Среди его клиентов была публика разная: он обшивал, в основном, людей зажиточных, нередко его навещали люди весьма образованные. Один из них, Сем- нитский Демьян Апполинарьевич, захаживал частенько. Поначалу как клиент, затем запросто, по-домашнему.
Семнитский был из тех русских людей, которых называли «подвижниками». На собственные деньги он основал сельскохозяйственную школу-интернат для сельских детей в Ежовке, в пяти километрах от Алешков. По образованию преподаватель истории, Демьян Апполинарьевич живо интересовался агрономией, последние годы работал в попечительском совете крестьянства при Борисоглебской волостной управе.
В один из летних вечеров, за чашкой чая, в доме Марчуковых решилась судьба Ванятки. Ему исполнилось семь лет, и Пётр Агеевич отдал сына в интернат Сем- нитского.

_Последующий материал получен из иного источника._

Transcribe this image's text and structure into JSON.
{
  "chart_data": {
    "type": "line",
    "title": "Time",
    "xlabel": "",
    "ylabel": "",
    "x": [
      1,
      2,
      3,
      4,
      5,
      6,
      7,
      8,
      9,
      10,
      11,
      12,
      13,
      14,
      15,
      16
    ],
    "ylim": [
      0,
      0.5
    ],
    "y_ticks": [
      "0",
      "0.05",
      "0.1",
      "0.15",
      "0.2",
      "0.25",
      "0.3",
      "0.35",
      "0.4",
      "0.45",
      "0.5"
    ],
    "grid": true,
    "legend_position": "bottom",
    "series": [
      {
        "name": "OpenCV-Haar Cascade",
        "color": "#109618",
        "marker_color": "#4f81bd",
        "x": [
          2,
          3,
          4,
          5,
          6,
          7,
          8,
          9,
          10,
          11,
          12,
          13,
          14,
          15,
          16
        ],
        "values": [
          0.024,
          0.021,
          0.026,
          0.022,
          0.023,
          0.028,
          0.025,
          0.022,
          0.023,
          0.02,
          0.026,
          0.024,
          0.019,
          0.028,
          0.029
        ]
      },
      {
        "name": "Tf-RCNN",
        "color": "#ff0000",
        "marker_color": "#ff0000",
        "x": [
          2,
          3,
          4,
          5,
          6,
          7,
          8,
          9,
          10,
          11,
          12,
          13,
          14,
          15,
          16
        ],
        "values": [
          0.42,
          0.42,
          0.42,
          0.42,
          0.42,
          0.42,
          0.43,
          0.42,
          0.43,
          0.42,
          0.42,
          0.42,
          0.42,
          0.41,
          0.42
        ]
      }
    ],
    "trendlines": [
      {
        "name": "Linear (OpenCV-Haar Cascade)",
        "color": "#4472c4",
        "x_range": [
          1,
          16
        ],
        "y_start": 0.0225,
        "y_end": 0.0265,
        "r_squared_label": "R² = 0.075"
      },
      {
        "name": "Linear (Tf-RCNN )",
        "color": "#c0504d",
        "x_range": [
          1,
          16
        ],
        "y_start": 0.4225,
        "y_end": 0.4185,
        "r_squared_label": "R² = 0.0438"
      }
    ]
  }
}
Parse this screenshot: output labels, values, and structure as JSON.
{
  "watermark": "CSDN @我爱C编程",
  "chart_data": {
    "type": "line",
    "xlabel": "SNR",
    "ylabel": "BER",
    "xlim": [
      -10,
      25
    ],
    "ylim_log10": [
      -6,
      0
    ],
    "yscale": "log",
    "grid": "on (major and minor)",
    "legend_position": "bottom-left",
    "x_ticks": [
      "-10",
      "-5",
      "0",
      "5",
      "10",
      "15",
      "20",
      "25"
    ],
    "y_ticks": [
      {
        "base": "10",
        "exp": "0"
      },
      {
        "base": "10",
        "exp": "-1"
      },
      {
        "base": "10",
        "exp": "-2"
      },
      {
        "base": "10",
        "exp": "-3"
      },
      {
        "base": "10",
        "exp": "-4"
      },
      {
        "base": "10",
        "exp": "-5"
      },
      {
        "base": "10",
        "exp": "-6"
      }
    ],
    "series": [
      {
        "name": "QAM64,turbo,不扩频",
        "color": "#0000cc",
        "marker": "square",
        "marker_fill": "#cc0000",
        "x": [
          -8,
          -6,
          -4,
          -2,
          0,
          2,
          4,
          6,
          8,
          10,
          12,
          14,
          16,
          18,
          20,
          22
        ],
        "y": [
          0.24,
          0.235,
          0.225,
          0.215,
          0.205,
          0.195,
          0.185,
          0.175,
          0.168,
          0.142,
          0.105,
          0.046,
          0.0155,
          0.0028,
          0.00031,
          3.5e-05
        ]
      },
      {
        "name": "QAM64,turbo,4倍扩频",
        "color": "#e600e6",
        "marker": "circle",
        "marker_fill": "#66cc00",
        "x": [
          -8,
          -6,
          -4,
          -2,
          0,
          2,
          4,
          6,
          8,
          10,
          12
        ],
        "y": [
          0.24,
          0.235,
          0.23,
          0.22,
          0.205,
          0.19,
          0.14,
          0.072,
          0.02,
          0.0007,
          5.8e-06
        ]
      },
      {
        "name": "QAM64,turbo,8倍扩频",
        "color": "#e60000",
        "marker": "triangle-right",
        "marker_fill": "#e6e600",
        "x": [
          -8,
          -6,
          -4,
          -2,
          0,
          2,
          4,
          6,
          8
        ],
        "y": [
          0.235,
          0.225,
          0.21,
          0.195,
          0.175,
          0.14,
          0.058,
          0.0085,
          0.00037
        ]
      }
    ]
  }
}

Это решение его было безоговорочным, Марчуков почитал за счастье для Вани находиться под крылом столь образованного человека, методы которого сводились не только к учёбе, но и воспитанию детей трудом на земле.
Сам Пётр Агеевич стремился привить интерес младшенькому к растениям.
— Вот смотри! — говорил он, протягивая к глазам Вани свою ладонь. — Вот маленькие семечки. Их мы посадим весной в землю, там они набухнут от влаги, из них появятся маленькие росточки. Росток поднимется вверх, потянется к солнцу, появятся корешки, которые питают стебель, и он окрепнет, вырастет большим, с красивыми желтыми листами вокруг круглой головы. Эта голова будет поворачиваться за солнцем, чтобы новые семечки росли, вбирая в себя тепло. Вот так из одного семечка появятся много новых. Каждому растению у человека есть своё место, как и всякому семечку.
По такому же принципу было построено обучение в интернате Семнитского. Главное — не заставлять, а пробудить интерес у крестьянских детей, дать им возможность увидеть результаты своего труда, собрать урожай на делянках, возделанных своими руками. Младшие ученики помогали старшим, а результаты их общего труда как нельзя лучше видны были на кухне интерната в виде изобилия всевозможных овощей за столом.